The debranding of Documentum continues with the conference formerly known as Documentum Users of the Mid Atlantic (DUMA) now being called EMC Content Management and Archiving (EMC CMA) User Group.

I’m still worried that my bread-and-butter won’t survive EMC’s acquisition; software companies don’t fare well after being acquired by hardware companies, like IBM acquiring Lotus and only briefly honoring promises of hands-off management and bank-rolling. Would Documentum just become a value-add to an EMC SAN solution? So far there’s no hard evidence that EMC is dismantling Documentum. D6 has an ambitious list of new features and EMC’s representatives laid out an aggressive plan for the next two years. The troubling part is that this year’s road map looks just like last year’s with a few dates slipped and still no live demonstrations of working software. Perhaps TCFKA DUMA isn’t a big enough draw to roll out the full dog-and-pony show or EMC doesn’t want to upstate their big event in Orando next month.

Comparing the first EMC CMA with the last DUMA, I found attendance somewhat lower, lunch cheaper, and the talks less compelling. At least every presentation didn’t start with a CYA sales pitch this year! It’s hard to say if the lower attendance reflects Documentum losing momentum or the normal yearly variation in the conference: Despite 13 years in Documentum, these are the only two years I’ve attended. Maybe I’m just another year closer to my crotchety old man’s license, but next year will either need a hotter agenda or rodizio to assure my attendance.

The most relevant presentations this year were by EMC on D6’s web services (SOA) and Content Services for SharePoint. Both felt more like sales pitches, but I walked away with enough facts to feel that both products are on the right track. They’ve fooled me before. At first the BOF sounded like server-side behavioral extensions that would make Documentum truly object-oriented but turned out to be client library decorations with major distribution problems. Wishful thinking aside, a bad licensing scheme could kill even well-engineered products; pricing details for SOA were not available which worries me given some custom-client licensing craziness between EMC and one of my clients.

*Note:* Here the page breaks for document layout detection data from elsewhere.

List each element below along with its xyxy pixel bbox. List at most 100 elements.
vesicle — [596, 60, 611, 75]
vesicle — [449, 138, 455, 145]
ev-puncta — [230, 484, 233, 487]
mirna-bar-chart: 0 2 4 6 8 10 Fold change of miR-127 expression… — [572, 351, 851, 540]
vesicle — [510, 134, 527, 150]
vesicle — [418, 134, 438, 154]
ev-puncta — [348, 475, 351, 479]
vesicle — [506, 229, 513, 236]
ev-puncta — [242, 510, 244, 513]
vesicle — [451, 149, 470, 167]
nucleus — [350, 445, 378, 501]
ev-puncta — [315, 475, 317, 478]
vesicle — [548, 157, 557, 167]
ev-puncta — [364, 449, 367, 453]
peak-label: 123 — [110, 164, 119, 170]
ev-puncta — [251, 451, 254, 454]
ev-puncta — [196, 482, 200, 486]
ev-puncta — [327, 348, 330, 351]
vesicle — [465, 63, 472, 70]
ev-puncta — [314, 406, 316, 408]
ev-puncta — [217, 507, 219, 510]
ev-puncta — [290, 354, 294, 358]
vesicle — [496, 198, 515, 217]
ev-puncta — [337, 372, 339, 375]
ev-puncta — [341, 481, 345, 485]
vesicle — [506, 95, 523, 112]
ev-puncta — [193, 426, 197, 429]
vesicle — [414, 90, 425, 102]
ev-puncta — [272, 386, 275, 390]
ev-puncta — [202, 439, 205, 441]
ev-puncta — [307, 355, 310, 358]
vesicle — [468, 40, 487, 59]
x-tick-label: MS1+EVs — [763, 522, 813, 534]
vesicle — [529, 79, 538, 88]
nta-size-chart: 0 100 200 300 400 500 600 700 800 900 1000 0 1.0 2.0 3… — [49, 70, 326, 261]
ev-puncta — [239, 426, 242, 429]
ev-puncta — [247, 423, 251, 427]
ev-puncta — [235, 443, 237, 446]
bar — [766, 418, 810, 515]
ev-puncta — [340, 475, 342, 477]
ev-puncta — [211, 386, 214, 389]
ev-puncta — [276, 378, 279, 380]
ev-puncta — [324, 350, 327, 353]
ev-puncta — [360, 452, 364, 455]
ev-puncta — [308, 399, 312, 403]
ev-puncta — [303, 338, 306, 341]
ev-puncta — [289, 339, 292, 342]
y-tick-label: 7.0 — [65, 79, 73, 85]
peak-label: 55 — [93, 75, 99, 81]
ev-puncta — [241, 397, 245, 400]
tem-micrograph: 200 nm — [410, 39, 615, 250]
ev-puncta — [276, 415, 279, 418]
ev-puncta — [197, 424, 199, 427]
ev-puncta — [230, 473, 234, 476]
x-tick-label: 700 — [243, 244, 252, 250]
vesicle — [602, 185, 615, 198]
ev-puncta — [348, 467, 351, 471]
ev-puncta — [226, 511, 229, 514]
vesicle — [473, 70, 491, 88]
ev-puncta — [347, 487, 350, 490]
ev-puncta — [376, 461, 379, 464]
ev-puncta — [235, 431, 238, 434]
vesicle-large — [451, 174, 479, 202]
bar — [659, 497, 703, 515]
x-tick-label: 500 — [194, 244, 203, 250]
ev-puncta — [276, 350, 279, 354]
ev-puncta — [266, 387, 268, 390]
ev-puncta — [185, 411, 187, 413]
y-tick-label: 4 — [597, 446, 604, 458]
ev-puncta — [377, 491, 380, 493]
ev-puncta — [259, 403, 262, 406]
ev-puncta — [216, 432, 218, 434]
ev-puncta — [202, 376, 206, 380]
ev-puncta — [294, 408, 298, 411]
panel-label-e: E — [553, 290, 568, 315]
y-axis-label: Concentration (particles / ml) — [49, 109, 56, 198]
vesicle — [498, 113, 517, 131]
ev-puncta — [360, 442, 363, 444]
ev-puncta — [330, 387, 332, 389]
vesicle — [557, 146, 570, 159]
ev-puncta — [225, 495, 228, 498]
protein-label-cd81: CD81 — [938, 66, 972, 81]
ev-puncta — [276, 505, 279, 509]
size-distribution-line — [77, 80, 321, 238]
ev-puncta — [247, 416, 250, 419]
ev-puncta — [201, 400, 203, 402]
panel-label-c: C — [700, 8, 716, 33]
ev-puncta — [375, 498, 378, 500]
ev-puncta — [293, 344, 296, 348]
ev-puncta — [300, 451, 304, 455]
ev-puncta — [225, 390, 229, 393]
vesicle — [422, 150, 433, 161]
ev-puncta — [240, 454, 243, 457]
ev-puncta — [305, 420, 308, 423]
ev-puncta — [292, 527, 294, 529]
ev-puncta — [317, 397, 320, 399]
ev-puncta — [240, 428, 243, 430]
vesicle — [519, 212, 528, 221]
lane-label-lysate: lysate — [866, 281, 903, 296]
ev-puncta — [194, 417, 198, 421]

My current client’s evaluated some third party products in these spaces but weren’t impressed enough to write checks. They may be more forgiving with products from EMC like business travelers avoiding great local restaurants for a TGI Friday because it’s familiar and consistent even if it’s mediocre. Regardless, I sympathize with those conference partners who paid to watch EMC muscle in on their territory; they deserve a better lunch next year too.